The findings are reportedly based on more than a decade of painstaking research conducted by a vast group of capable scientists — including “archaeologists, geologists, geochemists, geomorphologists, mineralogists, paleobotanists, sedimentologists, cosmic-impact experts, and medical doctors.”

SciTechDaily reported: “I think one of the main discoveries is shocked quartz. These are sand grains containing cracks that form only under very high pressure,” Kennett said of one of many lines of evidence that point to a large airburst near Tall el-Hammam. “We have shocked quartz from this layer, and that means there were incredible pressures involved to shock the quartz crystals — quartz is one of the hardest minerals; it’s very hard to shock.”

The airburst, according to the paper, may also explain the “anomalously high concentrations of salt” found in the destruction layer — an average of 4% in the sediment and as high as 25% in some samples. “The salt was thrown up due to the high impact pressures,”

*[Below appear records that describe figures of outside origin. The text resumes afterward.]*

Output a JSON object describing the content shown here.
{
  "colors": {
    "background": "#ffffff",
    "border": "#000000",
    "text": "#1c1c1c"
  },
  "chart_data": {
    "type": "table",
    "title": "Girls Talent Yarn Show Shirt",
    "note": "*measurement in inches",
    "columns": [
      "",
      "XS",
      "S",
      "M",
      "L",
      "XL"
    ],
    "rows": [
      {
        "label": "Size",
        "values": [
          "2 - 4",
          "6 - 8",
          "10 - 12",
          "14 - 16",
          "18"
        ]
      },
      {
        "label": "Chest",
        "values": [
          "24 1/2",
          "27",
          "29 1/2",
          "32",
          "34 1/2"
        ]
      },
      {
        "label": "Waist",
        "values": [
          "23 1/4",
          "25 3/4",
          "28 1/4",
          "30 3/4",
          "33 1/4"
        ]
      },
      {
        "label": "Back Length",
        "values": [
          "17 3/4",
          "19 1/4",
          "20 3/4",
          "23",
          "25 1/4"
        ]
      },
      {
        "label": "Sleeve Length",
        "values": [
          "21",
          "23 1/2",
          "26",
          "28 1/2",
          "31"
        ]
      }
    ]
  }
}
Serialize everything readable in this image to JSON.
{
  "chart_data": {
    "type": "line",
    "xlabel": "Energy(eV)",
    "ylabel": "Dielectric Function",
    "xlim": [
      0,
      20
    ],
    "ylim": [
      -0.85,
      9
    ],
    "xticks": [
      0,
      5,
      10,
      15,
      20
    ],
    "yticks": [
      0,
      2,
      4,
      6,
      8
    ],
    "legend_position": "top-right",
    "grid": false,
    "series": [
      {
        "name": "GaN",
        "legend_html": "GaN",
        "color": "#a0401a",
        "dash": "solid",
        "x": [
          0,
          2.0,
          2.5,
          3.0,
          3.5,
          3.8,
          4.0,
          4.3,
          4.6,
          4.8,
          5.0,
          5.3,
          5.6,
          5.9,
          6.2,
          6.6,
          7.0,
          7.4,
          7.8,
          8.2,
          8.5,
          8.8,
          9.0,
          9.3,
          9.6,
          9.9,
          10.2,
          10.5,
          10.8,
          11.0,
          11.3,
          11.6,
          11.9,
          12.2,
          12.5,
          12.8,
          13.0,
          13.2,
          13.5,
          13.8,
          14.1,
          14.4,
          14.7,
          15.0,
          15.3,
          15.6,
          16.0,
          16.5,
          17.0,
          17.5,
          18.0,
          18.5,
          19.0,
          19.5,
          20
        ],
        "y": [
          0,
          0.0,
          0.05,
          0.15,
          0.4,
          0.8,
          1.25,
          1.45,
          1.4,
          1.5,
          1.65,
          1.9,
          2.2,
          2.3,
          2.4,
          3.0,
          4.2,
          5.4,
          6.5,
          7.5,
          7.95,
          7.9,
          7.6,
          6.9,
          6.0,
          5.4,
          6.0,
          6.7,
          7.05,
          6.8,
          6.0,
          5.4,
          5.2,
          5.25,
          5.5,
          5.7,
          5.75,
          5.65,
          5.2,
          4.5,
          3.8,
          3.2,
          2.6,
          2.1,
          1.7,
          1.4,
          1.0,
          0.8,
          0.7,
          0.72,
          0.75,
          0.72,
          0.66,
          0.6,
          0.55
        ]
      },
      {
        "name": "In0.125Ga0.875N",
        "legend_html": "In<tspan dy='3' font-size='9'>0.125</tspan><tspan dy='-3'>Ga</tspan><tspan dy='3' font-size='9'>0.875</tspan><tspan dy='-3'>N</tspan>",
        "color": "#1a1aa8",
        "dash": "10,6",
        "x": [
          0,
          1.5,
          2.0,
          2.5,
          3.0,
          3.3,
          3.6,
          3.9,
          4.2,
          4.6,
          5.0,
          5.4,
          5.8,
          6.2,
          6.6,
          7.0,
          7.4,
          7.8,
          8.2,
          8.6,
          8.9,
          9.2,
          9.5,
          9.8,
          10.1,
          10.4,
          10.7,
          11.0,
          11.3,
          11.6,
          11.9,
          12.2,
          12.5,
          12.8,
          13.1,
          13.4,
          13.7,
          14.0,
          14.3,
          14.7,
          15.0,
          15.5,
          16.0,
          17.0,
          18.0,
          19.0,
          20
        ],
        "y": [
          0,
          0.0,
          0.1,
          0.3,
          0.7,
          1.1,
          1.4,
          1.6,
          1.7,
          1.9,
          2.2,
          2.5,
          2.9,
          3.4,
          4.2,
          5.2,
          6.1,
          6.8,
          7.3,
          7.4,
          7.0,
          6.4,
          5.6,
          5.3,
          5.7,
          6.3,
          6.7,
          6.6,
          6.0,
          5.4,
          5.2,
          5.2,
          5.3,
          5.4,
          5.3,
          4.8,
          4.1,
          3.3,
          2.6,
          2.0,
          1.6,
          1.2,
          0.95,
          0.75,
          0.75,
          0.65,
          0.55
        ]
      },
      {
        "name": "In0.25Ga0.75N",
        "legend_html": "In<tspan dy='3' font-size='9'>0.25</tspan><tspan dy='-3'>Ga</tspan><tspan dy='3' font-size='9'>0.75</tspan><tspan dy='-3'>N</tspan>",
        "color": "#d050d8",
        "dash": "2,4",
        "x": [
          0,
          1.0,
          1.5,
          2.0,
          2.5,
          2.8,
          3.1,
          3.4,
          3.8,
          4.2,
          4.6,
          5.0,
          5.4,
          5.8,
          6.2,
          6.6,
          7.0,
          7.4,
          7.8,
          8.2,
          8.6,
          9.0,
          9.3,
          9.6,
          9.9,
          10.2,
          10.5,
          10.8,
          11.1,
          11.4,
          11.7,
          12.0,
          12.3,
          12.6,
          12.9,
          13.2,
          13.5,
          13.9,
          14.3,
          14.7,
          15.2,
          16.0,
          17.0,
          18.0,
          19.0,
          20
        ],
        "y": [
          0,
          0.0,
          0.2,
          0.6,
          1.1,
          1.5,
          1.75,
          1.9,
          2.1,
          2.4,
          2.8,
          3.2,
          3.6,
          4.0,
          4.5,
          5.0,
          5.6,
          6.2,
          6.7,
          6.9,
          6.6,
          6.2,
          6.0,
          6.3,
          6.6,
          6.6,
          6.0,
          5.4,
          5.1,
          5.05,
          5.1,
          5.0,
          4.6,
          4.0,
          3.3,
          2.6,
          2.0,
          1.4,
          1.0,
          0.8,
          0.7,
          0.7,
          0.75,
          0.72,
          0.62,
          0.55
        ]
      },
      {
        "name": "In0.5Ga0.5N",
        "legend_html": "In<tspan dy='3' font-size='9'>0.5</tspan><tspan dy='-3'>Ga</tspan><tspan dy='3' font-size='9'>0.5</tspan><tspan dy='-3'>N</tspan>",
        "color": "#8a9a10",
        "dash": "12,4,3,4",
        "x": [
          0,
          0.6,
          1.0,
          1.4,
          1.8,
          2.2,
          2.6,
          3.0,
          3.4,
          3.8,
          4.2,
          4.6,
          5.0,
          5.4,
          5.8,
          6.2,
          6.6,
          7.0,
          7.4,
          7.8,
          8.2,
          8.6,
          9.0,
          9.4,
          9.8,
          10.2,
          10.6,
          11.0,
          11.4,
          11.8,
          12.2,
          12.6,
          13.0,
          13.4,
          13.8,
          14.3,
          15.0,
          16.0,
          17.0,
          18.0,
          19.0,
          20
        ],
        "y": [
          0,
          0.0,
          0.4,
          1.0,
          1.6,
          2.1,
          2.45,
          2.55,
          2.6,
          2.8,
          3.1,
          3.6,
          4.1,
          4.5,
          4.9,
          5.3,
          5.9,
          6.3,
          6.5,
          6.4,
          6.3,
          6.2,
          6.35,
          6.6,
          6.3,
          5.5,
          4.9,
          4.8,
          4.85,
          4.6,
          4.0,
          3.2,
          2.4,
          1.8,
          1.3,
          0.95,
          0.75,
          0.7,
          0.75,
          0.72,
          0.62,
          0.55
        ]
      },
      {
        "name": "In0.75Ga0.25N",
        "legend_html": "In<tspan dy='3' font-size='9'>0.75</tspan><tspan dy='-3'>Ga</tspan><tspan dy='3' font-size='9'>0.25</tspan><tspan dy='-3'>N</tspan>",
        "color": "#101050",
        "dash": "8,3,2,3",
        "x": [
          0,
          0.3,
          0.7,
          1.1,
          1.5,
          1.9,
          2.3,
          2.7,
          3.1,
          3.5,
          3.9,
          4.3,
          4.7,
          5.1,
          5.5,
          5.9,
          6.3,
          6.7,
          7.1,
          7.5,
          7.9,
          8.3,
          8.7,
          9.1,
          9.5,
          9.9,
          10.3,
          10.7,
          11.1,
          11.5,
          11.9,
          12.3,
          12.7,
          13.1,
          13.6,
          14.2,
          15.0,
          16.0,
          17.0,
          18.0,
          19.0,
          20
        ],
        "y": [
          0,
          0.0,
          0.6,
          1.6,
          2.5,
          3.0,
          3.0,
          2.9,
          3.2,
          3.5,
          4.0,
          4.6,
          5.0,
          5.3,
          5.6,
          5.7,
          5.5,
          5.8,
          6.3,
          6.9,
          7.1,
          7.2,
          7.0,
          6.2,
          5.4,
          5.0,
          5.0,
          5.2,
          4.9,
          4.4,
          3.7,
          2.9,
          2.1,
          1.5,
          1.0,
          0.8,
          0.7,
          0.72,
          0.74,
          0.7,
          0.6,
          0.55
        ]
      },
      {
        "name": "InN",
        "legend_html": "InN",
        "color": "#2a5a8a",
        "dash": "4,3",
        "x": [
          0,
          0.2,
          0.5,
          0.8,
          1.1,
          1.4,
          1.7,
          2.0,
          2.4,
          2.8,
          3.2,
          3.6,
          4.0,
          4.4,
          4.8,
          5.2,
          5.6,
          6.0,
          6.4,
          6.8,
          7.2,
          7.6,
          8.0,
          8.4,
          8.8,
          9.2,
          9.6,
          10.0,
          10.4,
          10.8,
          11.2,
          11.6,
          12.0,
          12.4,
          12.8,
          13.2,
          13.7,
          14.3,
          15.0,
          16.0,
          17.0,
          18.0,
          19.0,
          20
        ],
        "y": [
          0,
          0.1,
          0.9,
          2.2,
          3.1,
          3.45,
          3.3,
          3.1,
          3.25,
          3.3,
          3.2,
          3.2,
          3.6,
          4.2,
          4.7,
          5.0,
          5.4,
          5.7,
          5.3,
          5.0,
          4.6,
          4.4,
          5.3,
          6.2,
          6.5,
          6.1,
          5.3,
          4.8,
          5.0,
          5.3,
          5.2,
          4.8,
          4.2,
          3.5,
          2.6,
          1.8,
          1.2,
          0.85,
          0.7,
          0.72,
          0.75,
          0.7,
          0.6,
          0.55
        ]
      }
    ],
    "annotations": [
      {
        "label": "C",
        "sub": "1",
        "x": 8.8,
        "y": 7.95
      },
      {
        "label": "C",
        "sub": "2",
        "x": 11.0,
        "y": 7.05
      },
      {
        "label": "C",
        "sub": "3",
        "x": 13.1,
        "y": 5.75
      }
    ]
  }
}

Kennett said of the meteor that likely fragmented upon contact with the Earth’s atmosphere. “And it may be that the impact partially hit the Dead Sea, which is rich in salt.” The local shores of the Dead Sea are also salt-rich, so the impact may have redistributed those salt crystals far and wide — not just at Tall el-Hammam, but also nearby Tell es-Sultan (proposed as the biblical Jericho, which also underwent violent destruction at the same time) and Tall-Nimrin (also then destroyed).